Now, in $\vartriangle AOB$, $OA$ is find by applying the distance formula between two points $\left( {{x_1},{y_1}} \right)$and $\left( {{x_2},{y_2}} \right)$ i.e., $\sqrt {{{\left( {{x_2} - {x_1}} \right)}^2} + {{\left( {{y_2} - {y_1}} \right)}^2}}$.

$\therefore$ $OA = \sqrt {{{\left( { - 3 - 2} \right)}^2} + {{\left( {2 + 3} \right)}^2}} = \sqrt {25 + 25} = \sqrt {50} = 5\sqrt 2$

And $OB = 5$ (Radius of the given circle)

Now applying Pythagoras theorem in right angle triangle$\vartriangle AOB$, i.e.In a right angled triangle, the square of the hypotenuse is equal to the sum of squares of rest two sides.

Therefore, ${\left( {AB} \right)^2} = {\left( {OA} \right)^2} + {\left( {OB} \right)^2}$

$\Rightarrow {\left( {AB} \right)^2} = {\left( {5\sqrt 2 } \right)^2} + {\left( 5 \right)^2}$

$\Rightarrow {\left( {AB} \right)^2} = 50 + 25$

$\Rightarrow {\left( {AB} \right)^2} = 75$

$\Rightarrow AB = \sqrt {75}$

$\Rightarrow AB = 5\sqrt 3$

Hence the radius of circle S is $5\sqrt 3$.

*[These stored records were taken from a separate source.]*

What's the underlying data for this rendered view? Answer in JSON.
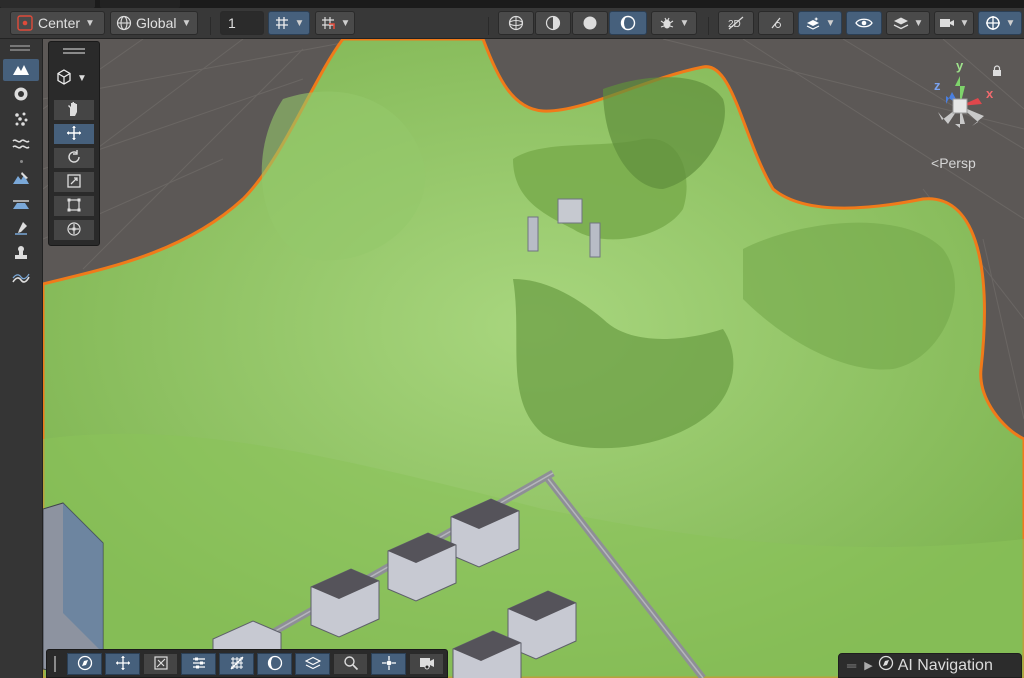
{
  "toolbar": {
    "pivot_mode": "Center",
    "pivot_rotation": "Global",
    "grid_size": "1"
  },
  "gizmo": {
    "axes": {
      "y": "y",
      "x": "x",
      "z": "z"
    },
    "projection_label": "Persp"
  },
  "overlays": {
    "ai_navigation_label": "AI Navigation"
  },
  "icons": {
    "toolbar_left": [
      "pivot-center-icon",
      "global-icon",
      "grid-snap-icon",
      "increment-snap-icon"
    ],
    "toolbar_right": [
      "wireframe-icon",
      "shaded-wire-icon",
      "shaded-icon",
      "lighting-icon",
      "bug-icon",
      "2d-icon",
      "light-toggle-icon",
      "fx-icon",
      "visibility-icon",
      "layers-icon",
      "camera-icon",
      "gizmos-icon"
    ],
    "terrain_tools": [
      "raise-terrain-icon",
      "paint-holes-icon",
      "paint-details-icon",
      "smooth-icon",
      "paint-texture-icon",
      "set-height-icon",
      "stamp-icon",
      "stamp-terrain-icon",
      "terrain-settings-icon"
    ],
    "scene_tools": [
      "view-tool-icon",
      "move-tool-icon",
      "rotate-tool-icon",
      "scale-tool-icon",
      "rect-tool-icon",
      "transform-tool-icon"
    ],
    "bottom_tools": [
      "navigation-icon",
      "move-icon",
      "build-icon",
      "settings-icon",
      "mesh-icon",
      "skybox-icon",
      "layers-icon",
      "search-icon",
      "pivot-icon",
      "camera-icon"
    ]
  },
  "colors": {
    "toolbar_bg": "#383838",
    "active_button": "#46607c",
    "terrain_green": "#8ec25f",
    "selection_outline": "#f07a1a",
    "axis_x": "#e0474c",
    "axis_y": "#7ed36b",
    "axis_z": "#4a7fe0"
  }
}
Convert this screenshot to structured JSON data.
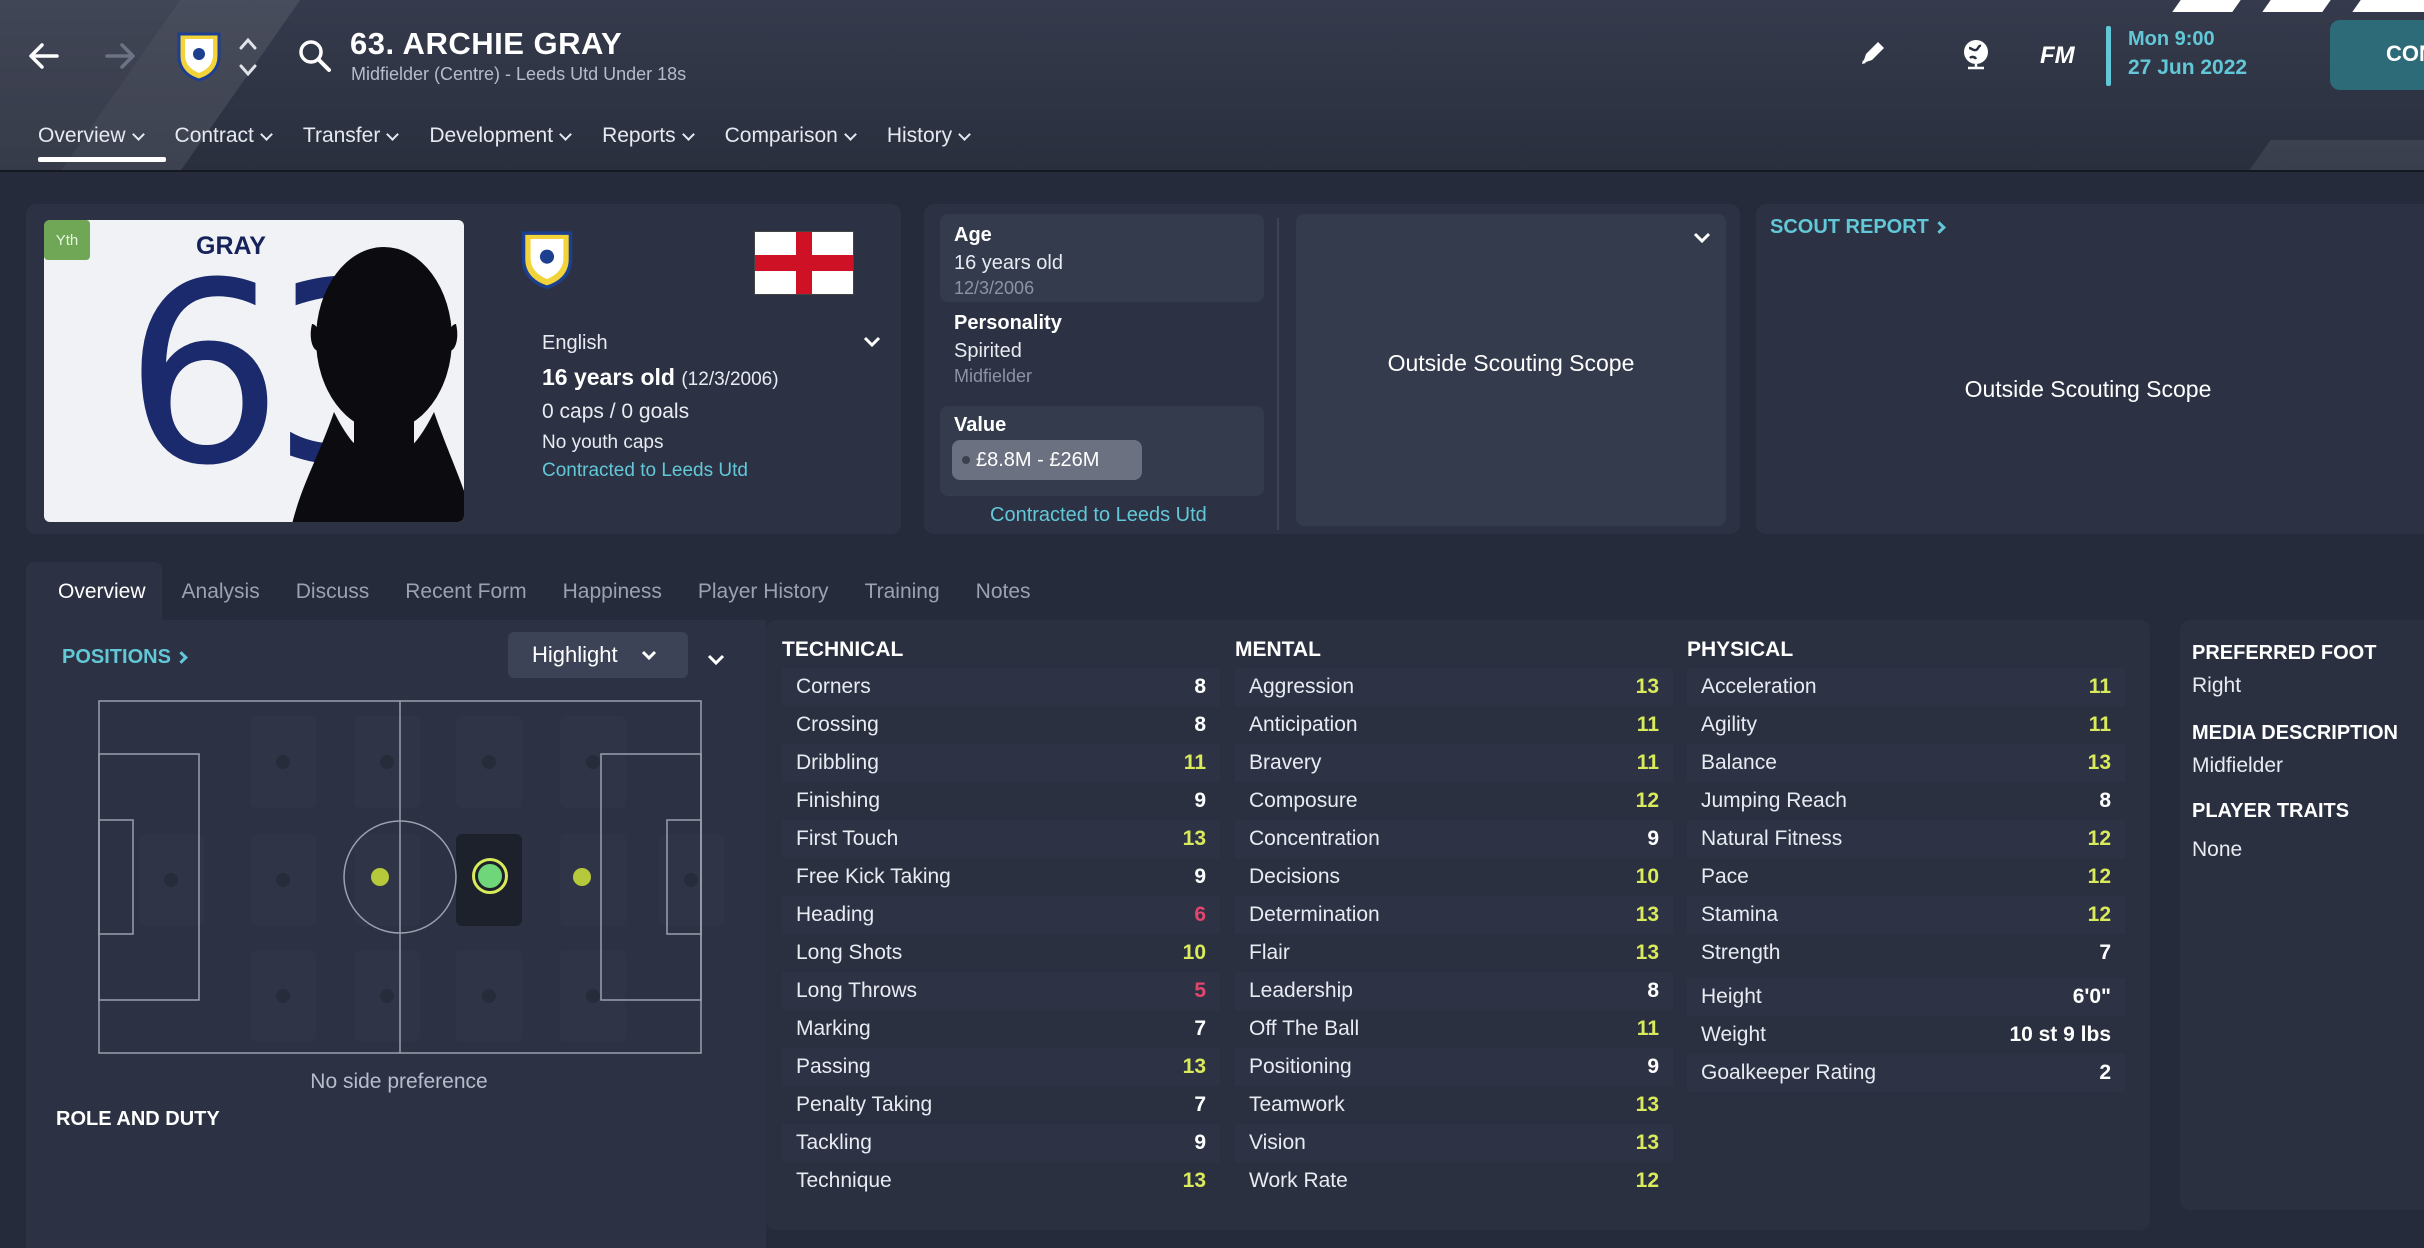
{
  "header": {
    "player_title": "63. ARCHIE GRAY",
    "player_subtitle": "Midfielder (Centre) - Leeds Utd Under 18s",
    "game_logo": "FM",
    "date_time": "Mon 9:00",
    "date": "27 Jun 2022",
    "continue_label": "CONTINUE"
  },
  "menu": [
    {
      "label": "Overview"
    },
    {
      "label": "Contract"
    },
    {
      "label": "Transfer"
    },
    {
      "label": "Development"
    },
    {
      "label": "Reports"
    },
    {
      "label": "Comparison"
    },
    {
      "label": "History"
    }
  ],
  "card": {
    "badge": "Yth",
    "shirt_name": "GRAY",
    "shirt_number": "63"
  },
  "profile": {
    "nationality": "English",
    "age_text": "16 years old",
    "dob_paren": "(12/3/2006)",
    "caps": "0 caps / 0 goals",
    "youth_caps": "No youth caps",
    "contract": "Contracted to Leeds Utd"
  },
  "info": {
    "age_label": "Age",
    "age_value": "16 years old",
    "age_dob": "12/3/2006",
    "personality_label": "Personality",
    "personality_value": "Spirited",
    "personality_role": "Midfielder",
    "value_label": "Value",
    "value_range": "£8.8M - £26M",
    "contract_link": "Contracted to Leeds Utd"
  },
  "scouting": {
    "scope_text": "Outside Scouting Scope",
    "report_title": "SCOUT REPORT",
    "report_text": "Outside Scouting Scope"
  },
  "subtabs": [
    "Overview",
    "Analysis",
    "Discuss",
    "Recent Form",
    "Happiness",
    "Player History",
    "Training",
    "Notes"
  ],
  "positions": {
    "title": "POSITIONS",
    "highlight_label": "Highlight",
    "side_pref": "No side preference",
    "role_title": "ROLE AND DUTY"
  },
  "attributes": {
    "technical_title": "TECHNICAL",
    "mental_title": "MENTAL",
    "physical_title": "PHYSICAL",
    "technical": [
      {
        "name": "Corners",
        "value": "8"
      },
      {
        "name": "Crossing",
        "value": "8"
      },
      {
        "name": "Dribbling",
        "value": "11"
      },
      {
        "name": "Finishing",
        "value": "9"
      },
      {
        "name": "First Touch",
        "value": "13"
      },
      {
        "name": "Free Kick Taking",
        "value": "9"
      },
      {
        "name": "Heading",
        "value": "6"
      },
      {
        "name": "Long Shots",
        "value": "10"
      },
      {
        "name": "Long Throws",
        "value": "5"
      },
      {
        "name": "Marking",
        "value": "7"
      },
      {
        "name": "Passing",
        "value": "13"
      },
      {
        "name": "Penalty Taking",
        "value": "7"
      },
      {
        "name": "Tackling",
        "value": "9"
      },
      {
        "name": "Technique",
        "value": "13"
      }
    ],
    "mental": [
      {
        "name": "Aggression",
        "value": "13"
      },
      {
        "name": "Anticipation",
        "value": "11"
      },
      {
        "name": "Bravery",
        "value": "11"
      },
      {
        "name": "Composure",
        "value": "12"
      },
      {
        "name": "Concentration",
        "value": "9"
      },
      {
        "name": "Decisions",
        "value": "10"
      },
      {
        "name": "Determination",
        "value": "13"
      },
      {
        "name": "Flair",
        "value": "13"
      },
      {
        "name": "Leadership",
        "value": "8"
      },
      {
        "name": "Off The Ball",
        "value": "11"
      },
      {
        "name": "Positioning",
        "value": "9"
      },
      {
        "name": "Teamwork",
        "value": "13"
      },
      {
        "name": "Vision",
        "value": "13"
      },
      {
        "name": "Work Rate",
        "value": "12"
      }
    ],
    "physical": [
      {
        "name": "Acceleration",
        "value": "11"
      },
      {
        "name": "Agility",
        "value": "11"
      },
      {
        "name": "Balance",
        "value": "13"
      },
      {
        "name": "Jumping Reach",
        "value": "8"
      },
      {
        "name": "Natural Fitness",
        "value": "12"
      },
      {
        "name": "Pace",
        "value": "12"
      },
      {
        "name": "Stamina",
        "value": "12"
      },
      {
        "name": "Strength",
        "value": "7"
      }
    ],
    "physical_extra": [
      {
        "name": "Height",
        "value": "6'0\""
      },
      {
        "name": "Weight",
        "value": "10 st 9 lbs"
      },
      {
        "name": "Goalkeeper Rating",
        "value": "2"
      }
    ]
  },
  "side": {
    "foot_label": "PREFERRED FOOT",
    "foot_value": "Right",
    "media_label": "MEDIA DESCRIPTION",
    "media_value": "Midfielder",
    "traits_label": "PLAYER TRAITS",
    "traits_value": "None"
  },
  "colors": {
    "accent": "#62c8d8",
    "high": "#d9ea5b",
    "low": "#e2456d",
    "continue_bg": "#2e6b78"
  }
}
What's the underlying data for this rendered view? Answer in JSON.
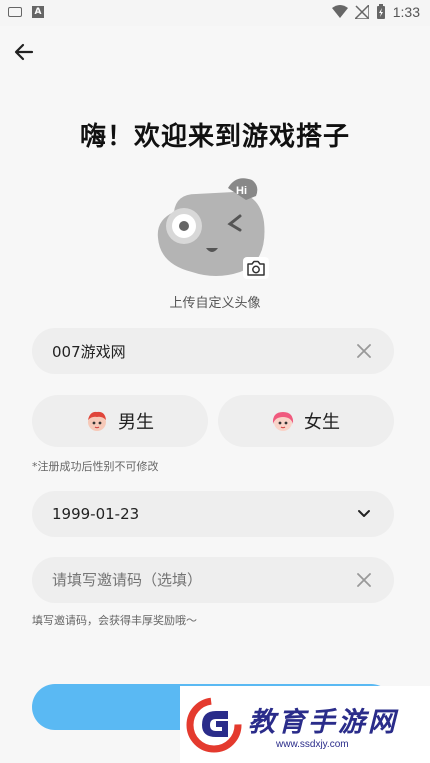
{
  "status_bar": {
    "time": "1:33",
    "a_badge": "A"
  },
  "header": {
    "back_icon": "arrow-left-icon"
  },
  "title": "嗨！欢迎来到游戏搭子",
  "avatar": {
    "upload_label": "上传自定义头像",
    "camera_icon": "camera-icon"
  },
  "nickname": {
    "value": "007游戏网"
  },
  "gender": {
    "male_label": "男生",
    "female_label": "女生"
  },
  "gender_hint": "*注册成功后性别不可修改",
  "birthday": {
    "value": "1999-01-23"
  },
  "invite": {
    "placeholder": "请填写邀请码（选填）"
  },
  "invite_hint": "填写邀请码，会获得丰厚奖励哦～",
  "watermark": {
    "text": "教育手游网",
    "url": "www.ssdxjy.com"
  },
  "colors": {
    "accent": "#5ab9f3",
    "field_bg": "#eeeeee",
    "watermark": "#2a2c8a"
  }
}
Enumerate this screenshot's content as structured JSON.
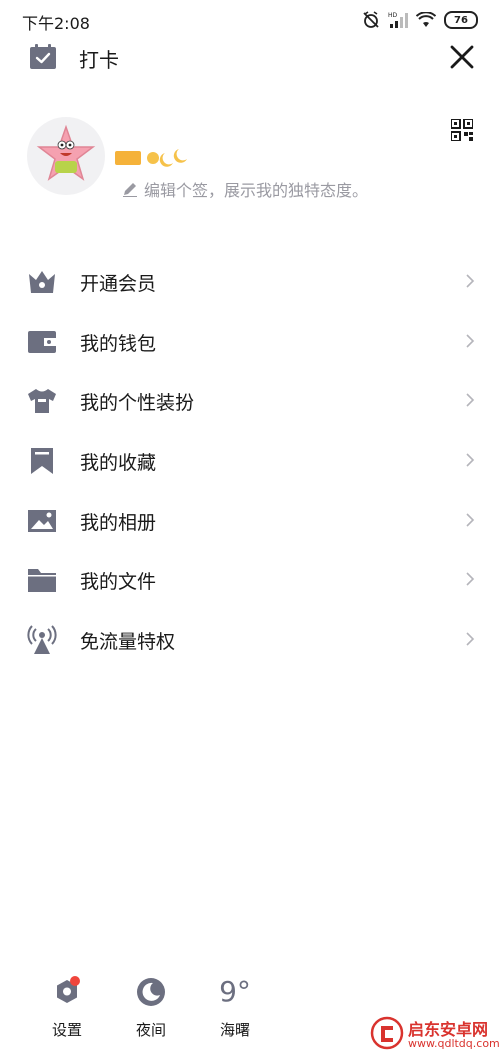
{
  "status_bar": {
    "time": "下午2:08",
    "battery": "76",
    "network_badge": "HD"
  },
  "header": {
    "checkin_label": "打卡"
  },
  "profile": {
    "signature": "编辑个签，展示我的独特态度。"
  },
  "menu": {
    "items": [
      {
        "label": "开通会员",
        "icon": "crown-icon"
      },
      {
        "label": "我的钱包",
        "icon": "wallet-icon"
      },
      {
        "label": "我的个性装扮",
        "icon": "tshirt-icon"
      },
      {
        "label": "我的收藏",
        "icon": "bookmark-icon"
      },
      {
        "label": "我的相册",
        "icon": "image-icon"
      },
      {
        "label": "我的文件",
        "icon": "folder-icon"
      },
      {
        "label": "免流量特权",
        "icon": "signal-tower-icon"
      }
    ]
  },
  "bottom_bar": {
    "settings_label": "设置",
    "night_label": "夜间",
    "weather_temp": "9°",
    "weather_label": "海曙"
  },
  "watermark": {
    "name": "启东安卓网",
    "url": "www.qdltdq.com"
  },
  "colors": {
    "icon": "#6c6f80",
    "text": "#1a1a1a",
    "muted": "#9a9aa2",
    "badge": "#f0453c"
  }
}
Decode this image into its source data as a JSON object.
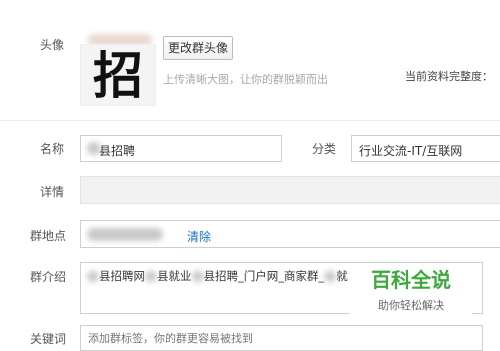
{
  "avatar": {
    "label": "头像",
    "image_char": "招",
    "change_button": "更改群头像",
    "hint": "上传清晰大图，让你的群脱颖而出",
    "profile_completeness_label": "当前资料完整度："
  },
  "form": {
    "name": {
      "label": "名称",
      "value": "县招聘"
    },
    "category": {
      "label": "分类",
      "value": "行业交流-IT/互联网"
    },
    "details": {
      "label": "详情",
      "value": ""
    },
    "location": {
      "label": "群地点",
      "clear_link": "清除"
    },
    "intro": {
      "label": "群介绍",
      "seg1": "县招聘网",
      "seg2": "县就业",
      "seg3": "县招聘_门户网_商家群_",
      "seg4": "就"
    },
    "keywords": {
      "label": "关键词",
      "placeholder": "添加群标签，你的群更容易被找到"
    }
  },
  "watermark": {
    "title": "百科全说",
    "subtitle": "助你轻松解决"
  },
  "colors": {
    "link": "#1a73c9",
    "watermark_title": "#3da83d",
    "watermark_bg": "#ffffff"
  }
}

So, the correct answer is “Option B”.

Note:The Pythagoras theorem states that in a right-angled triangle, the square of the hypotenuse side is equal to the sum of squares of other two sides. Mathematically,${\left( {Hypotenuse} \right)^2} = {\left( {Base} \right)^2} + {\left( {Perpendicular} \right)^2}$.Students should remember general equation of circle i.e ${x^2} + {y^2} + 2gx + 2fy + c = 0$, centre $\left( { - g, - f} \right)$ and radius of circle $\sqrt {{g^2} + {f^2} - c}$ for solving these types of questions.